A few financial headlines caught my attention this week. Some good, others… not so much. So here they are; the good, the bad, the ugly, and the WTF?.
Good News: Retirement Savings Contributions Will Increase in 2019
It’s finally official that 401(k) employee contribution limits will rise to $19,000 in 2019. (Source: IRS)
If you are someone fortunate enough to have access to a 401(k), let alone be able to max it out, enjoy the extra $500 next year. Don’t forget to adjust your withholding settings in January.
Not to be left behind, IRAs and Roth IRAs contribution limit will increase from $5,500/year to $6,000/year. (Source: IRS)
People who max this tax advantaged space every year (I hope to be one next year), are excited about making round, even $500 monthly (or $250 semi-monthly) payments instead of the odd $458.33 monthly (or $229.16 semi-monthly) payments. Yeah, this is actually a thing that people geek out on.

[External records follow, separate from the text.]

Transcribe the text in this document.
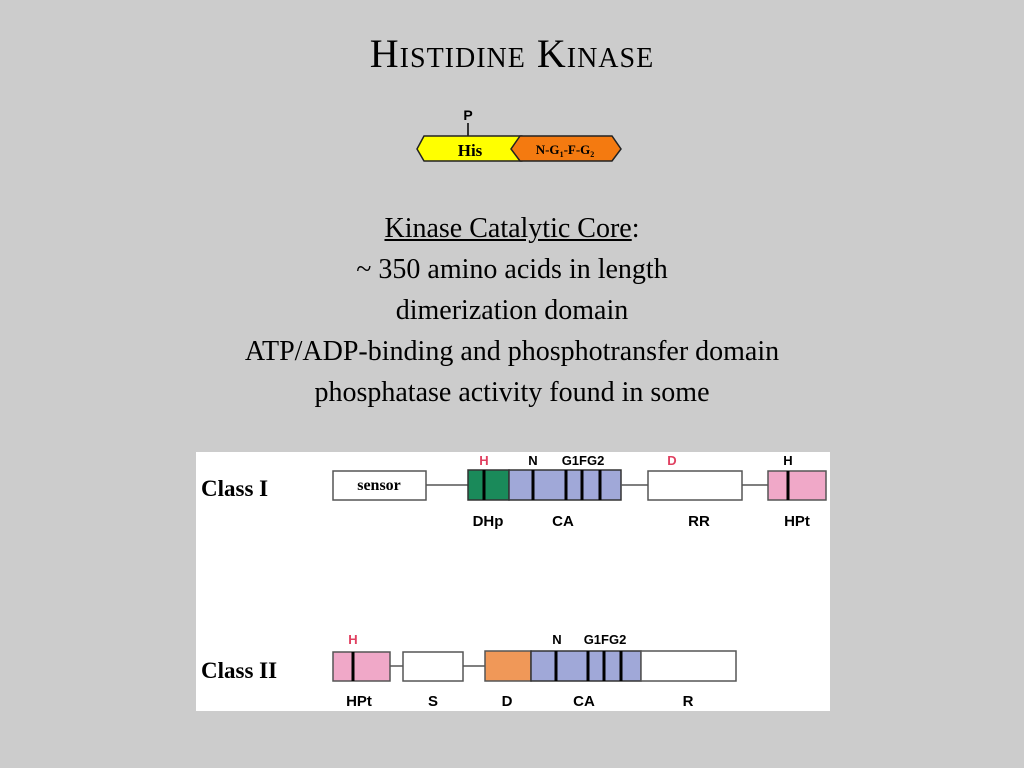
Histidine Kinase
P
His	$N-G_1-F-G_2$
Kinase Catalytic Core:
~ 350 amino acids in length
dimerization domain
ATP/ADP-binding and phosphotransfer domain
phosphatase activity found in some
Class I	sensor
H	N G1FG2	D	H
DHp	CA	RR	HPt
Class II
H	N G1FG2
HPt	S	D	CA	R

Good News: My Emergency Fund Savings Account Interest Rate Has Increased
Ok. Not technically a news headline, but it’s good news to me. My savings account rate has just increased from 1.90% to 2.02%. Yay me! 🙂 And yay you if your savings interest rates are going up too.

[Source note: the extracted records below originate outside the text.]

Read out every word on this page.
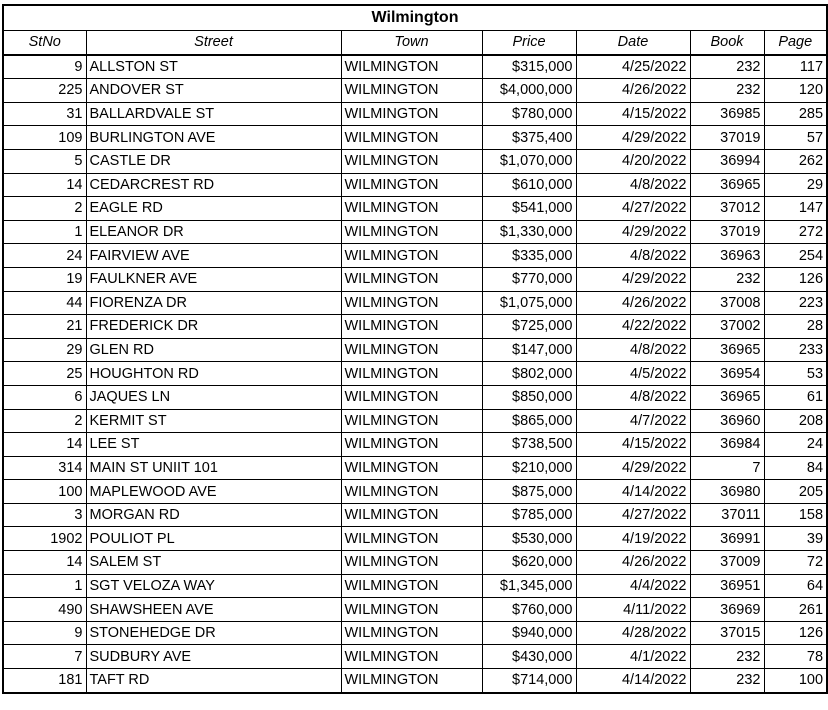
Wilmington						
StNo	Street	Town	Price	Date	Book	Page
9	ALLSTON ST	WILMINGTON	$315,000	4/25/2022	232	117
225	ANDOVER ST	WILMINGTON	$4,000,000	4/26/2022	232	120
31	BALLARDVALE ST	WILMINGTON	$780,000	4/15/2022	36985	285
109	BURLINGTON AVE	WILMINGTON	$375,400	4/29/2022	37019	57
5	CASTLE DR	WILMINGTON	$1,070,000	4/20/2022	36994	262
14	CEDARCREST RD	WILMINGTON	$610,000	4/8/2022	36965	29
2	EAGLE RD	WILMINGTON	$541,000	4/27/2022	37012	147
1	ELEANOR DR	WILMINGTON	$1,330,000	4/29/2022	37019	272
24	FAIRVIEW AVE	WILMINGTON	$335,000	4/8/2022	36963	254
19	FAULKNER AVE	WILMINGTON	$770,000	4/29/2022	232	126
44	FIORENZA DR	WILMINGTON	$1,075,000	4/26/2022	37008	223
21	FREDERICK DR	WILMINGTON	$725,000	4/22/2022	37002	28
29	GLEN RD	WILMINGTON	$147,000	4/8/2022	36965	233
25	HOUGHTON RD	WILMINGTON	$802,000	4/5/2022	36954	53
6	JAQUES LN	WILMINGTON	$850,000	4/8/2022	36965	61
2	KERMIT ST	WILMINGTON	$865,000	4/7/2022	36960	208
14	LEE ST	WILMINGTON	$738,500	4/15/2022	36984	24
314	MAIN ST UNIIT 101	WILMINGTON	$210,000	4/29/2022	7	84
100	MAPLEWOOD AVE	WILMINGTON	$875,000	4/14/2022	36980	205
3	MORGAN RD	WILMINGTON	$785,000	4/27/2022	37011	158
1902	POULIOT PL	WILMINGTON	$530,000	4/19/2022	36991	39
14	SALEM ST	WILMINGTON	$620,000	4/26/2022	37009	72
1	SGT VELOZA WAY	WILMINGTON	$1,345,000	4/4/2022	36951	64
490	SHAWSHEEN AVE	WILMINGTON	$760,000	4/11/2022	36969	261
9	STONEHEDGE DR	WILMINGTON	$940,000	4/28/2022	37015	126
7	SUDBURY AVE	WILMINGTON	$430,000	4/1/2022	232	78
181	TAFT RD	WILMINGTON	$714,000	4/14/2022	232	100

WTF News: The Stock Market is All Over the Place
I don’t even know what to say about this. Seriously, wtf, stock market? October was a roller coaster ride, and I don’t want another go-’round in November. Anyone with cash on hand to ‘buy the dip’ (definitely not me) made some good deals, however. Yeah, I know that corrections are necessary, good, and healthy for the stock market and all, but I prefer green to red on any given day. Holy financial whiplash, Batman!
Bad News: SoFi in Hot Water Over Misleading Ads
“The Federal Trade Commission announced Monday that it reached a proposed agreement with Social Finance, or SoFi, to settle claims made by the agency that for more than two years, the company misrepresented the average amounts borrowers would save by refinancing their loans with the company. The FTC alleges that SoFi excluded certain categories of borrowers when calculating average savings to inflate the benefits of working with the company.” (Source: MarketWatch)
“Under the terms of the settlement, SoFi is not admitting or denying wrongdoing and won’t pay a fine. Instead, the company agreed to stop making what the FTC described as misrepresentations about how much money borrowers have saved or will save through refinancing with the company. The FTC is also putting lenders making similar claims on notice.” (Source: MarketWatch)
Wow, not a good look, SoFi! Of course SoFi is not the only student loan company being ‘selective’ with their calculations, but it appears to be one of the most noticeable offenders to have drawn the direct ire of the FTC (or maybe they were unfairly singled out). Regardless, SoFI has claimed that they will reform themselves. Do you believe it? If you are a SoFi borrower, does this change your view of them or is this much ado about nothing?
Ugly News: Navient Starts Integration with Earnest
One year ago, back in October of 2017, I wrote this post about Navient buying then student loan darling, Earnest. I mentioned the lawsuit against Navient, and borrowers likely concerns, as well as the founder-CEO’s impassioned plea to calm nerves and stem a possible mass exodus of customers. Borrowers were assured that Earnest would remain independent and that they would continue to be taken care of like they always had been. Turns out the borrower concerns were well justified. One year later, that impassioned CEO, has collected a big payout check and left the company. Navient has installed new leadership and control.
Online forum discussions have mentioned the sudden roll-out of Navient’s version of the dashboard to replace the Earnest dashboard. The turnover seems to include the addition of some features, yes, but also the stripping away of several others, most of which include key differentiating features that gave borrowers freedom and control over when and what they paid. Now apparently, borrowers have to call Earnest-Navient rep on the phone in order to make any changes, and hope they don’t screw it up accidentally on purpose, among other new headaches. Things are changing for borrowers with Earnest-Navient.
Have you run across any interesting financial news recently? What was it?